Yes, you can modify `tessedit_pageseg_mode` via `SetVariable` after `SetImage`, but the change only takes effect before `Recognize()` or `GetUTF8Text()` is called. According to the implementation in [`src/ccmain/pagesegmain.cpp`](https://github.com/tesseract-ocr/tesseract/blob/main/src/ccmain/pagesegmain.cpp), the mode is read at the beginning of the layout analysis phase. For predictable results, set this variable immediately after `Init()` and before `SetImage()`.
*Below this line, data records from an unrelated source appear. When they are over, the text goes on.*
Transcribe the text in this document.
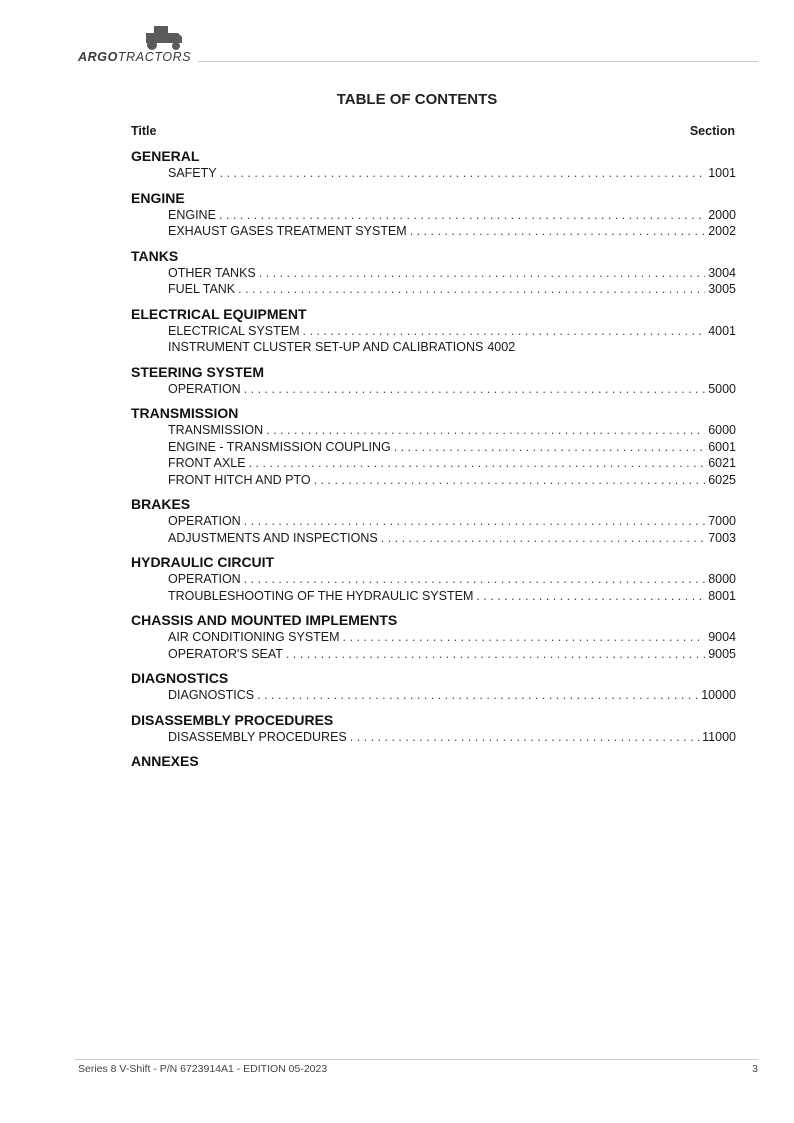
ARGOTRACTORS
TABLE OF CONTENTS
Title	Section
GENERAL
SAFETY . . .	1001
ENGINE
ENGINE . . .	2000
EXHAUST GASES TREATMENT SYSTEM . . .	2002
TANKS
OTHER TANKS . . .	3004
FUEL TANK . . .	3005
ELECTRICAL EQUIPMENT
ELECTRICAL SYSTEM . . .	4001
INSTRUMENT CLUSTER SET-UP AND CALIBRATIONS 4002
STEERING SYSTEM
OPERATION . . .	5000
TRANSMISSION
TRANSMISSION . . .	6000
ENGINE - TRANSMISSION COUPLING . . .	6001
FRONT AXLE . . .	6021
FRONT HITCH AND PTO . . .	6025
BRAKES
OPERATION . . .	7000
ADJUSTMENTS AND INSPECTIONS . . .	7003
HYDRAULIC CIRCUIT
OPERATION . . .	8000
TROUBLESHOOTING OF THE HYDRAULIC SYSTEM . . .	8001
CHASSIS AND MOUNTED IMPLEMENTS
AIR CONDITIONING SYSTEM . . .	9004
OPERATOR'S SEAT . . .	9005
DIAGNOSTICS
DIAGNOSTICS . . .	10000
DISASSEMBLY PROCEDURES
DISASSEMBLY PROCEDURES . . .	11000
ANNEXES
Series 8 V-Shift - P/N 6723914A1 - EDITION 05-2023	3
### Where does Tesseract save debug images when `textord_debug` is enabled?

When `textord_debug` is set to a non-zero value and `debug_file` is specified, Tesseract writes intermediate visualization images to the same directory as the input file or current working directory, using filenames derived from the input image with `.debug.png` suffixes. The exact naming convention depends on the specific layout stage being debugged, as implemented in the various `textord` modules in `src/textord/`.